Nesse mesmo dia foi comunicado ao processo que havia sido nomeada defensora à ora requerida/recorrente.

Esse despacho foi notificado à requerida e ora recorrente por ofício de 18/12/2023. Nesse mesmo ofício foi-lhe comunicada a nomeação de defensora. A carta de notificação não veio devolvida.

Após alegações do Ministério Público (a 28/12/2023, defendendo a aplicação da medida de confiança com vista à adopção) e da defensora da menor (a 03/01/2024, pugnando pela adopção), foi proferido despacho de 8/01/2024, que admitiu meios de prova e designou data para a realização de debate judicial.

A requerida e sua defensora foram notificadas desse despacho (ofícios de 9/01/2024), com cópia das alegações e prova apresentada pelo Ministério Público.
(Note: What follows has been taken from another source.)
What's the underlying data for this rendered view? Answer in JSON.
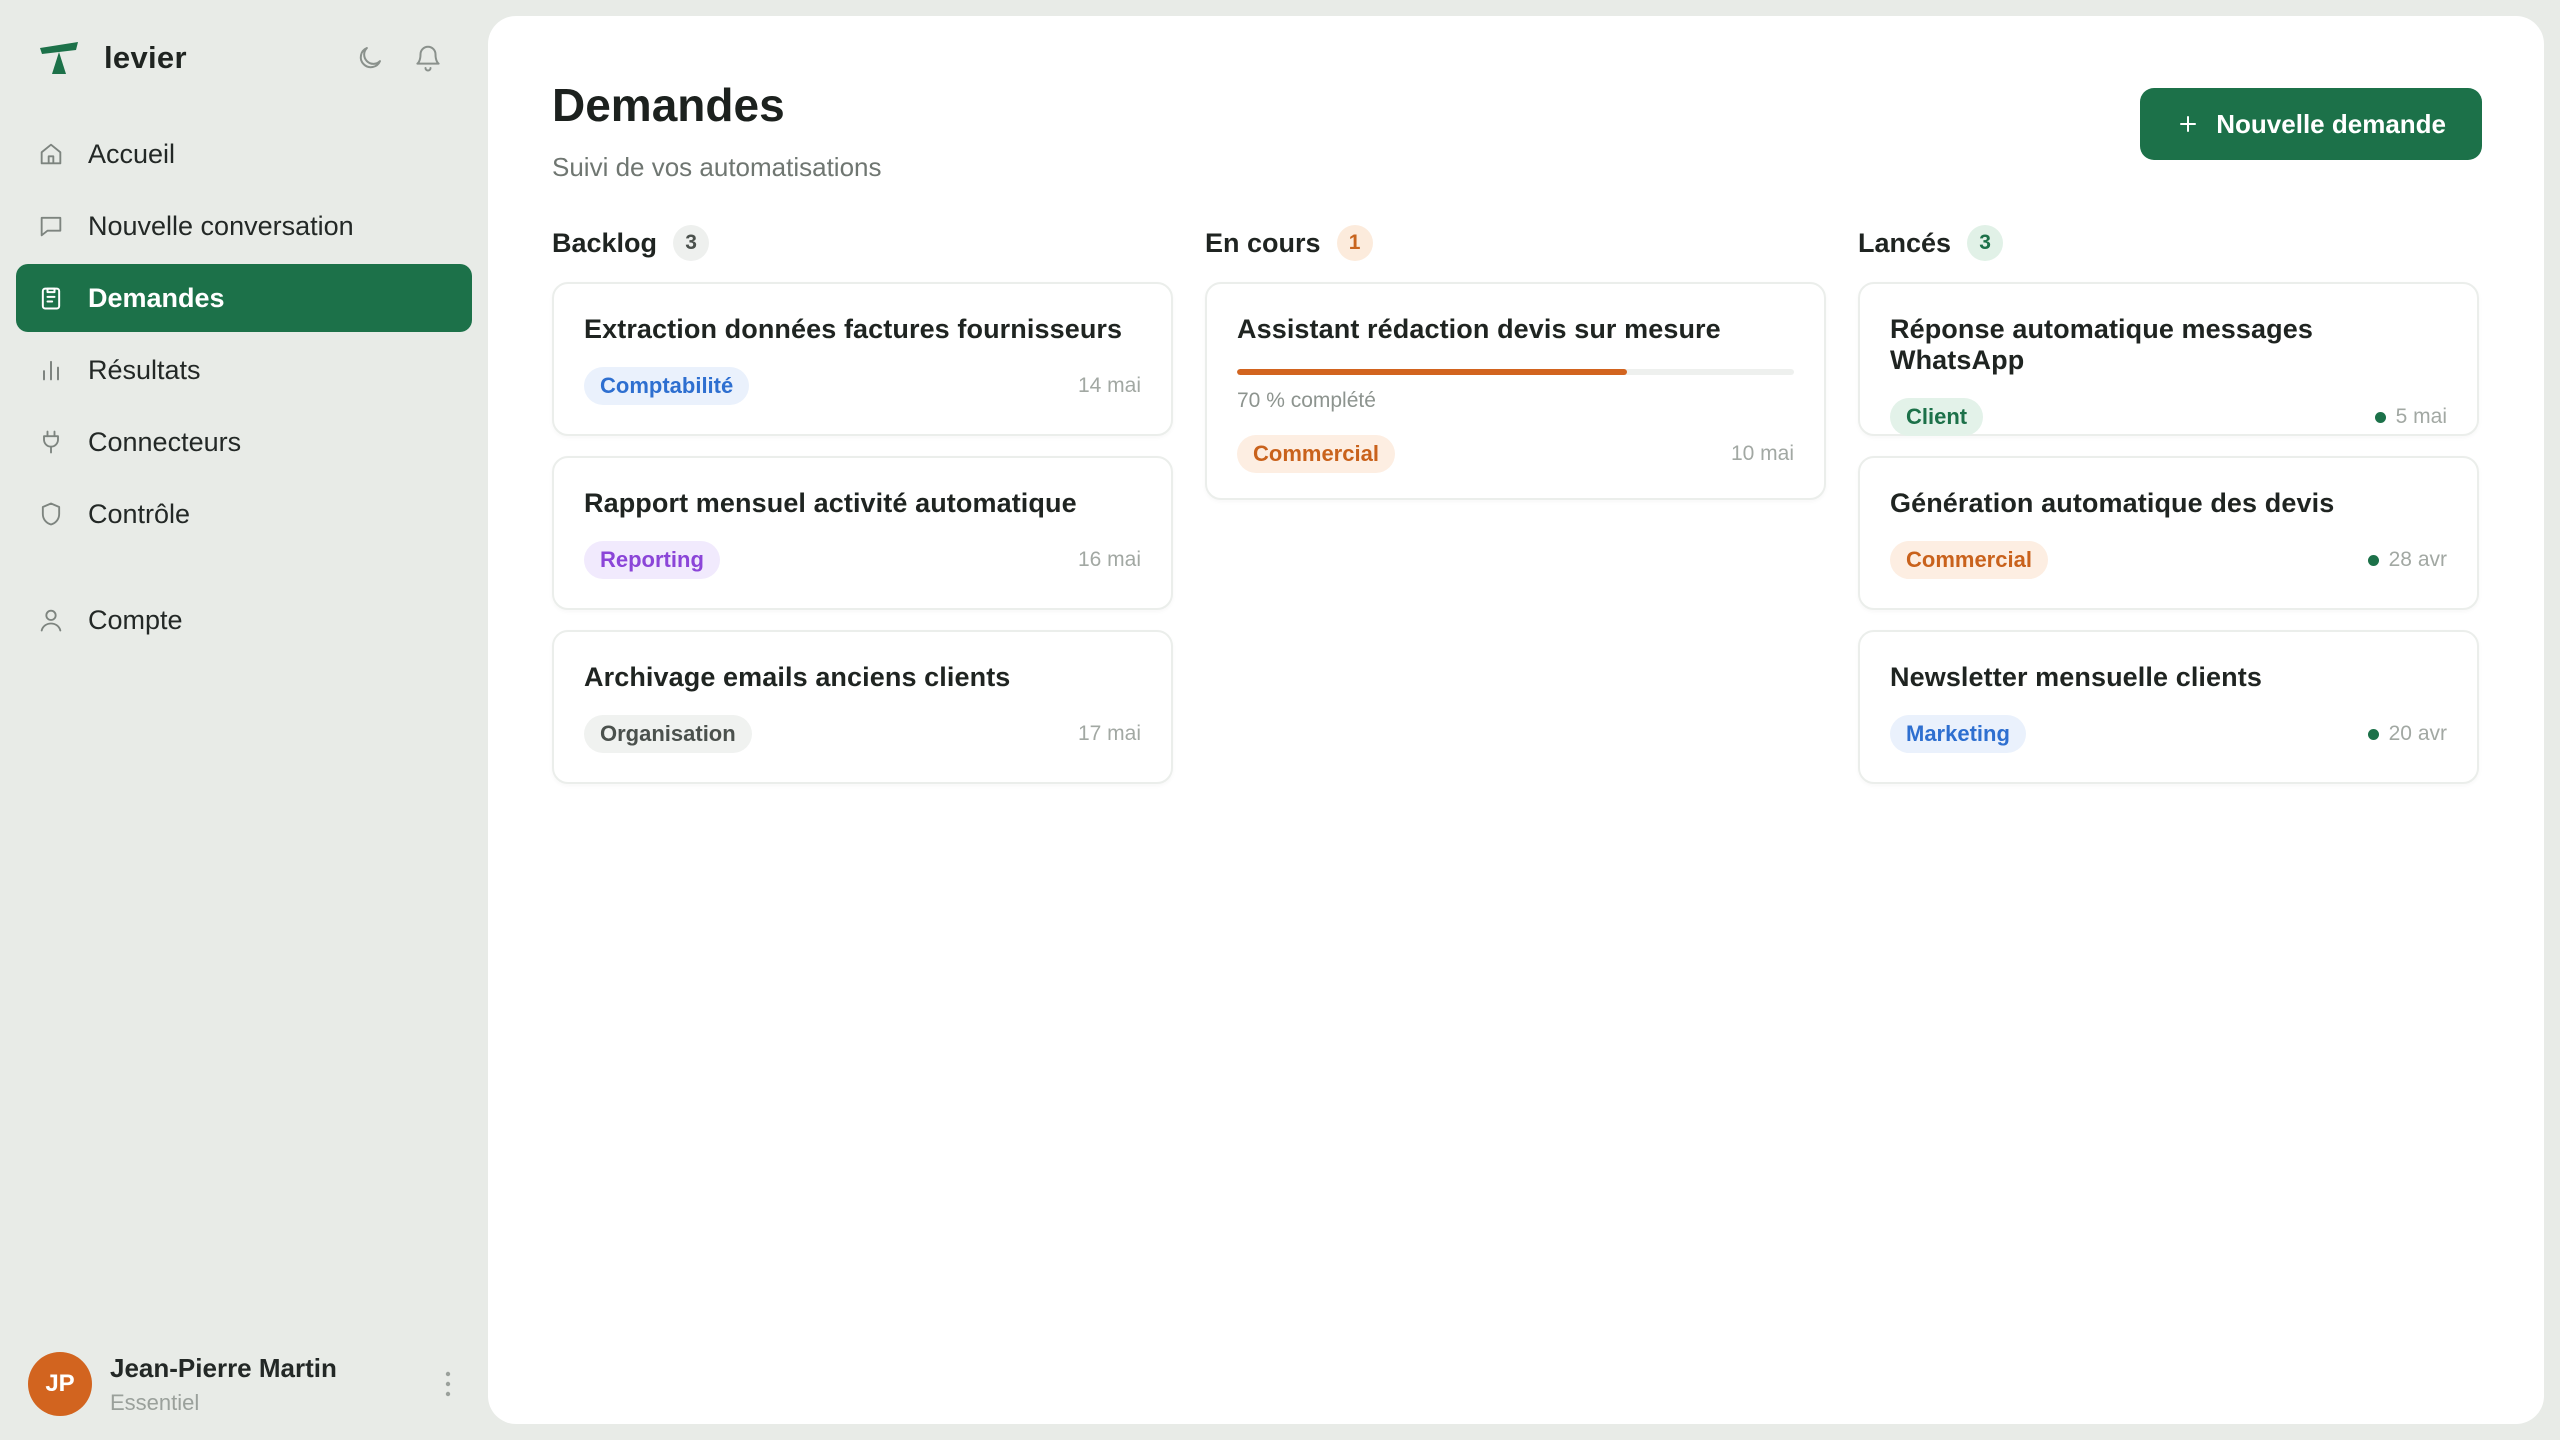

Uma vez que este ofício de notificação da requerida veio devolvido, foi enviada notificação, em 22/01/2024, para o email que a requerida havia indicado no processo.

A 18/03/2024 realizou-se o debate judicial (com presença da requerida e ora recorrente, que prestou declarações e apresentou prova, designadamente testemunhal e documental).

A 4/04/2024 foi proferido acórdão elaborado em conformidade com a deliberação do Tribunal Colectivo (Juiz Presidente e Juízes Sociais).

Em 19/04/2024 a requerida/recorrente apresentou recurso, que veio a dar lugar a Acórdão do Tribunal da Relação de Évora de 6/06/2024 (proferido no apenso A) a estes autos) que declarou a nulidade daquela decisão de 4/04/2024 e ordenou a reabertura do debate judicial com audição da menor quanto à alteração da medida e possibilidade de lhe vir a ser aplicada medida de promoção e protecção de confiança a instituição com vista a futura adopção.

Por despacho de 03/07/2024 foi designada nova data para continuação do debate judicial com audição da criança.

Em 26/08/2024 foi reaberto o debate judicial com audição da menor.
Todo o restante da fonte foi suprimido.